Best Miniatures Product
- Gold: Game Mastery Flip-mat: Waterfront Tavern, Paizo Publishing
- Silver: DU1 Halls of the Giant Kings Dungeon Tiles, Wizards of the Coast
I gave silver to the Tavern but the E-Z Terrain cliffs are so much neater than both these 2d tiles!
Best Regalia
- Gold: Battletech: The Corps, Catalyst Game Labs
- Silver: Art of Exalted, White Wolf Publishing
I refused to pick a winner here because “Regalia” is a totally stupid category that’s a mishmash of totally unrelated products. (I’m surprised the Gygax posthumous novel didn’t win out of sheer Gygaxity though.)
Best Electronic Book
- Gold: Collection of Horrors: Razor Kids, White Wolf Publishing
- Silver: Tales of Zobek: An Anthology of Urban Adventures, Open Design
I liked the other Open Design entry better since it’s by Nick Logue, but different strokes.
Best Free Product
- Gold: Song of Ice and Fire Quickstart, Green Ronin Publishing
- Silver: Swords and Wizardry, Mythmere Games
Sad. There was actually a movement generated by this category; many of the entries were quickstart rules, which should not be in this category. A company can spend their loads of money developing a game and them at no cost to them clip part of it out and release a “quickstart”. This category should be only for “real” free games that are full games released for free, not advertising teasers. The ENnie judges apparently don’t see the wisdom in that even though a lot of the community does.
I like Green Ronin but they don’t deserve a win in this category for this reason. I had picked S&W for the win.
Best Website
- Gold: Obsidian Portal
- Silver: Kobold Quarterly
I like Mad Brew Labs more but these are great sites too.
Best Podcast
- Gold: All Games Considered
- Silver: Order 66
I don’t listen to podcasts, so have no opinion.
Best Game
- Gold: Dungeons and Dragons 4th Edition, Wizards of the Coast
- Silver: Dark Heresy, Fantasy Flight Games
Dark Heresy was my pick here! (I am disregarding 4e because it’s a plant, see below.)
Product of the Year
- Gold: Dungeons & Dragons 4th Edition Players Handbook, Wizards of the Coast
- Silver: Mouse Guard, Kinoichi / Archaia Studios Press
Mouse Guard was my pick here! (I am disregarding 4e because it’s a plant, see below.) But this one is even more egregious.
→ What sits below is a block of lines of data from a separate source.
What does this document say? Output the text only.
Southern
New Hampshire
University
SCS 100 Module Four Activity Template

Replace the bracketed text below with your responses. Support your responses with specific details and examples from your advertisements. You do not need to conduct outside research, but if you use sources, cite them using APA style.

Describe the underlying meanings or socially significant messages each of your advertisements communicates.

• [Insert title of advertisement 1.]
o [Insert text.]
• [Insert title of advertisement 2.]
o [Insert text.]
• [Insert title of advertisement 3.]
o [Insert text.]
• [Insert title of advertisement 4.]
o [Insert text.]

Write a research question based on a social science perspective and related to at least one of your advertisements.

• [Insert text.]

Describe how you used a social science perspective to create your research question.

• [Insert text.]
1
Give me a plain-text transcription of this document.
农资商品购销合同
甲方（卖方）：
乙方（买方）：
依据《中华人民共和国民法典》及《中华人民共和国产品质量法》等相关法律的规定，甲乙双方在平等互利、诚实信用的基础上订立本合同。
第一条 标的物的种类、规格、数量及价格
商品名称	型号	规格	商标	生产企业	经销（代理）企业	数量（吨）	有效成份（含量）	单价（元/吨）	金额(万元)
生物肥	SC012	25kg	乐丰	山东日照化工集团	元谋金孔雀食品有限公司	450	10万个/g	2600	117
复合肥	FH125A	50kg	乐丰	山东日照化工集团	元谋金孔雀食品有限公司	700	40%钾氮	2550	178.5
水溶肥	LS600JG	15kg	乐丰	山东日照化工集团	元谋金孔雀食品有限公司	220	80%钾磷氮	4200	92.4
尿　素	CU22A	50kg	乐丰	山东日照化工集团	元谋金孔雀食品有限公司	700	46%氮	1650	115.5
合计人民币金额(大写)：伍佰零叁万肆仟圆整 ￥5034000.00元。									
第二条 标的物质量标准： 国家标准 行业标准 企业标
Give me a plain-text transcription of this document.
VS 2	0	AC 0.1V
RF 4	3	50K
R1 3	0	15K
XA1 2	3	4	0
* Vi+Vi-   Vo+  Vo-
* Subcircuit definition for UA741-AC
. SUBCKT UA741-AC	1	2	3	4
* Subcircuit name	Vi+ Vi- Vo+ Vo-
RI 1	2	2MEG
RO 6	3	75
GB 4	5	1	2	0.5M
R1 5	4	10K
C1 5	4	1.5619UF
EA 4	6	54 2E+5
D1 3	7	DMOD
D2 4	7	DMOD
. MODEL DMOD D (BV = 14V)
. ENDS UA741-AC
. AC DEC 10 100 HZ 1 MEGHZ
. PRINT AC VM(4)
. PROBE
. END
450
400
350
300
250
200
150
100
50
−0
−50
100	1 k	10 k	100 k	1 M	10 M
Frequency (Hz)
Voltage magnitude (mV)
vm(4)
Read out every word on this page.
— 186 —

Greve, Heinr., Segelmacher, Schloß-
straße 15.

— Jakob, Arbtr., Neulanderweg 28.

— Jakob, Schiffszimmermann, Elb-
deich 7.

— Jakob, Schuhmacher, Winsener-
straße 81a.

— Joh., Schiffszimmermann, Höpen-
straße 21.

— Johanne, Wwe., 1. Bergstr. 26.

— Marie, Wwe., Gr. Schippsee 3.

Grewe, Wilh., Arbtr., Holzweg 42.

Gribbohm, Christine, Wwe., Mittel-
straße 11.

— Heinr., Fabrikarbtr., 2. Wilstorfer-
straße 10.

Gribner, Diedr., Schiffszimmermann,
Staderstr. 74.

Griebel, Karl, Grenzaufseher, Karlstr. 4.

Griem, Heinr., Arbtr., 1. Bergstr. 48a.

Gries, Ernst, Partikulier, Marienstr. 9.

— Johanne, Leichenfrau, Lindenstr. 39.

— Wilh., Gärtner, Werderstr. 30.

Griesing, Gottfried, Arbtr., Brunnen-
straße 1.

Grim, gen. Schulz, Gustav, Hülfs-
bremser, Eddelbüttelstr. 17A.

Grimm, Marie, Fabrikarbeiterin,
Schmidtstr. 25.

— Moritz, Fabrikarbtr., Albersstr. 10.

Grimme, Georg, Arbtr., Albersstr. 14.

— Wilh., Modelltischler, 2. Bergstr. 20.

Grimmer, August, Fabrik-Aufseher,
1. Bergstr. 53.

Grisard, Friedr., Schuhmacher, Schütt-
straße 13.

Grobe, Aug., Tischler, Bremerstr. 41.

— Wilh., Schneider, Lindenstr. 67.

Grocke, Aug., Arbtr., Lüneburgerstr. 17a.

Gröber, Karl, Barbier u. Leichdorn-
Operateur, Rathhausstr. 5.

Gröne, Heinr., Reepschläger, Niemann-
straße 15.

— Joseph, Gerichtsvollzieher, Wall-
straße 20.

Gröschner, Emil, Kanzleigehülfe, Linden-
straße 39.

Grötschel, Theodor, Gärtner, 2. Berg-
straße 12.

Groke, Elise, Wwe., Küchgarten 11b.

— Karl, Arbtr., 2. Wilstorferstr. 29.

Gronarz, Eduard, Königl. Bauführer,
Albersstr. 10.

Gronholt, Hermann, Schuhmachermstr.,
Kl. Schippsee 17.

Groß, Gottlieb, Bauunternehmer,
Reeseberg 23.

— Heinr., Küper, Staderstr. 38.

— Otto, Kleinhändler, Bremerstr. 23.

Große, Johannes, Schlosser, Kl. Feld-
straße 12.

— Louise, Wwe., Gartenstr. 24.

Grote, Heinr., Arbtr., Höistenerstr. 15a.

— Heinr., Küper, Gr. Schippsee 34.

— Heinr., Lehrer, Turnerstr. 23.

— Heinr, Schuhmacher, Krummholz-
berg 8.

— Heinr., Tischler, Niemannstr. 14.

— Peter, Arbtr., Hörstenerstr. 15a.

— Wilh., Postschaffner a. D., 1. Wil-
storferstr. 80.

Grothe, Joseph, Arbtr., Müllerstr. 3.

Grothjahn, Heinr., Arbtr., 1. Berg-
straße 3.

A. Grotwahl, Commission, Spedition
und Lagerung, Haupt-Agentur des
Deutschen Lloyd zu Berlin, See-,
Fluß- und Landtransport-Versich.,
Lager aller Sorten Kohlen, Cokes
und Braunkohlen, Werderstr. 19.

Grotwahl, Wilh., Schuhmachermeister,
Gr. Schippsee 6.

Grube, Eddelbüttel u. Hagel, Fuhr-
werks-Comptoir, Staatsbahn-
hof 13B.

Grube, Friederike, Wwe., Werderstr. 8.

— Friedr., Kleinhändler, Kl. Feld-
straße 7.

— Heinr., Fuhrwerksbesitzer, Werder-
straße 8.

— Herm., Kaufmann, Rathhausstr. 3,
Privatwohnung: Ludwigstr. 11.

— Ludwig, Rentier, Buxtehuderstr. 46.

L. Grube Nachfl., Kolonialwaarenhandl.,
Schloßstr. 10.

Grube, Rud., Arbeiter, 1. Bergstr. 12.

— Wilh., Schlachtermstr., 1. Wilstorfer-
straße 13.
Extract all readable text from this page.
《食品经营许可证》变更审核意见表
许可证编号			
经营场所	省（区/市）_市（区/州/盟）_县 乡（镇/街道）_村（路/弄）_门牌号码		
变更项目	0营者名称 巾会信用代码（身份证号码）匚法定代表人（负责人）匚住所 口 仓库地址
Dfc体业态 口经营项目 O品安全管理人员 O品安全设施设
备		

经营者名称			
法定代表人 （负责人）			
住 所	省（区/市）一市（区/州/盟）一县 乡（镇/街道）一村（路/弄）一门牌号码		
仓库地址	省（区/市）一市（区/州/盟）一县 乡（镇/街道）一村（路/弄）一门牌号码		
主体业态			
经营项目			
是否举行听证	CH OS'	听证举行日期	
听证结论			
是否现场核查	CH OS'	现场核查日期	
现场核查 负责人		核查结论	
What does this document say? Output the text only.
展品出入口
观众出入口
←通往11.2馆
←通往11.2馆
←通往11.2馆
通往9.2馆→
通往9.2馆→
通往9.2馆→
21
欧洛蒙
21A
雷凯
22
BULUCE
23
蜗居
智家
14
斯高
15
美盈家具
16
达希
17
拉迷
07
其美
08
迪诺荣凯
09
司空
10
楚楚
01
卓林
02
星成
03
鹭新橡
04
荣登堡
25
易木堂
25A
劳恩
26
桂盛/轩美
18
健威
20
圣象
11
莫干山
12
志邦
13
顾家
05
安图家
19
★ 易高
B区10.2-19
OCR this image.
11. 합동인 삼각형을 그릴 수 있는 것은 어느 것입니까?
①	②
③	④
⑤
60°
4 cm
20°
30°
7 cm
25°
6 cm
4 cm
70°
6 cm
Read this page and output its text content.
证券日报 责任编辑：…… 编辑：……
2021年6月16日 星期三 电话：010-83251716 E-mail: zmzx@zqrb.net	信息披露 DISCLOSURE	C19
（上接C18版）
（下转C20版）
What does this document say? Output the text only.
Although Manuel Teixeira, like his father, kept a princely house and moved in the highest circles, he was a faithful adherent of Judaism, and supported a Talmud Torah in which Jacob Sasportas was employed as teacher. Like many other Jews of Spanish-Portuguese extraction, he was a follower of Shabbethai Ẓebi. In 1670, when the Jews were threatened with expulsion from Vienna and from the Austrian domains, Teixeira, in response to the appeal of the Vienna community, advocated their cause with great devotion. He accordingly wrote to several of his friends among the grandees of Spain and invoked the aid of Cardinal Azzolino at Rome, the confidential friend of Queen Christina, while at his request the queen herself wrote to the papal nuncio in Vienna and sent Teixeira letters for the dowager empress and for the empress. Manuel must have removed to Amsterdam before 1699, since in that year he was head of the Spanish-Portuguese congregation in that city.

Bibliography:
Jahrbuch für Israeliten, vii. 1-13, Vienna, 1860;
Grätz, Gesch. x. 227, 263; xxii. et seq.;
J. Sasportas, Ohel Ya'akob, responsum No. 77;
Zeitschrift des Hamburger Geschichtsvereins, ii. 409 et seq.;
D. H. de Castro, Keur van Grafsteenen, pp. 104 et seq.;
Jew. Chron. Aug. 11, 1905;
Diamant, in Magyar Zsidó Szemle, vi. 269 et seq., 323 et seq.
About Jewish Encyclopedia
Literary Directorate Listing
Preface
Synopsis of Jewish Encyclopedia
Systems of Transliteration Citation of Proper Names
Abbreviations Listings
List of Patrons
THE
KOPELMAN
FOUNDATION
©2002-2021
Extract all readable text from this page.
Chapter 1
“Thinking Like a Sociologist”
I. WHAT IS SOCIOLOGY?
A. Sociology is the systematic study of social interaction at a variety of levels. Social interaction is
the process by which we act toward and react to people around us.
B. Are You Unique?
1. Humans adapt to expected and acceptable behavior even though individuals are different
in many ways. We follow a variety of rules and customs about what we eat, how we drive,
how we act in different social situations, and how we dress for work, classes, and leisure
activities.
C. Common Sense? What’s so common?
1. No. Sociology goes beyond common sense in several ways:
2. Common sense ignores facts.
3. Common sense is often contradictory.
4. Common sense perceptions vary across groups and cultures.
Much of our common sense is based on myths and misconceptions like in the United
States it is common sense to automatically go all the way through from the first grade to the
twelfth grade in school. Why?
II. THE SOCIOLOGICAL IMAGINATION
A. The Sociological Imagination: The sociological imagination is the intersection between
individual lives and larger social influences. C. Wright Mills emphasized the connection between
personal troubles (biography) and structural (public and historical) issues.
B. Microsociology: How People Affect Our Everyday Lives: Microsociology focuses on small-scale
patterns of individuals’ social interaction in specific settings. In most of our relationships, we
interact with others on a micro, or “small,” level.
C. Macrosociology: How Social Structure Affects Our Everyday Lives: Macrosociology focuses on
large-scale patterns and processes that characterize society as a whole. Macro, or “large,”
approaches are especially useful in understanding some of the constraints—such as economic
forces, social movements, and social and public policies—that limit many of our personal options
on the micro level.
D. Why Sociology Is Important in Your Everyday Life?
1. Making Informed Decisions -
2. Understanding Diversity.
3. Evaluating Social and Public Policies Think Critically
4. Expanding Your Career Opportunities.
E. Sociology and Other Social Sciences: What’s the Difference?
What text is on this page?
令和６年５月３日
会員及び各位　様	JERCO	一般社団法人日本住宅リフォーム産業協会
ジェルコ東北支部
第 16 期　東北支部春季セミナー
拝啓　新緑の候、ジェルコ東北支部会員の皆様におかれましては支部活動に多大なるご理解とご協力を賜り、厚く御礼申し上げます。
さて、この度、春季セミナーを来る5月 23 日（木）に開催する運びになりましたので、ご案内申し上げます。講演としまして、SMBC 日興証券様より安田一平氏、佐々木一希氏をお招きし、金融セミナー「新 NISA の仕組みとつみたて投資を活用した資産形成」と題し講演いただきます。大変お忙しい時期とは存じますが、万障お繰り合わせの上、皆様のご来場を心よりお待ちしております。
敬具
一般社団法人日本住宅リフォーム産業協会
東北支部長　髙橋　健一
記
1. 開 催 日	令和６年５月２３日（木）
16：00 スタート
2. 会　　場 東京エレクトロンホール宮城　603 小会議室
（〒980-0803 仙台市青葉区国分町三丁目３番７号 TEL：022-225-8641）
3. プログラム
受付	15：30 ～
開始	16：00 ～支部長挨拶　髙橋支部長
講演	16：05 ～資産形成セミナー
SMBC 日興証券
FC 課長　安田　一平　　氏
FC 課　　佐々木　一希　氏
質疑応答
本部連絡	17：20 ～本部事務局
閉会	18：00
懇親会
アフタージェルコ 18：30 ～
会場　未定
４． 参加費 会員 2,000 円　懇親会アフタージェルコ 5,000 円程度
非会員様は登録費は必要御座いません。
Mouse Guard is a) a complete game, b) uses innovative rules, c) merges with a rich licensed setting… The D&D PHB, even if you like 4e, is just player rules and is nowhere near a complete game.
Best Publisher
- Gold: Wizards of The Coast
- Silver: Paizo Publishing
And this boils down the suck-up nature of the ENnies to a clear point. The company that bungled the 4e launch, failed to deliver on D&D Insider, pulled all their PDF products off the market permanently, alienated the industry with the GSL and the fans with website shutdowns and failure (till after voting) to deliver a fansite policy – they’re “best publisher?” It’s OK to like 4e, but to pretend that WotC has done anything but fuck one thing after another up this year – this ENnie is like Pres. Bush giving the Medal of Freedom to George Tenet, or passing up Metallica for Foghat [edit: Jethro Tull] for a Grammy, it simply degrades the award’s worth in the future.
Conclusion – 2 Strikes For The ENnies
ENnies – you are on warning. Two strikes this year – allowing quickstarts to win in the Free Games category and in blindly allowing WotC/4e to win categories that they are clearly not contenders in (electronic product, best publisher especially). How is someone else supposed to feel good about their award when it’s clear so many of the decisions reward the *antithesis* of the award category?
Again, sure, maybe the 4e PHB wins best rules. But the across the board 4e/WotC wins in clearly laughable categories? What’s up with that?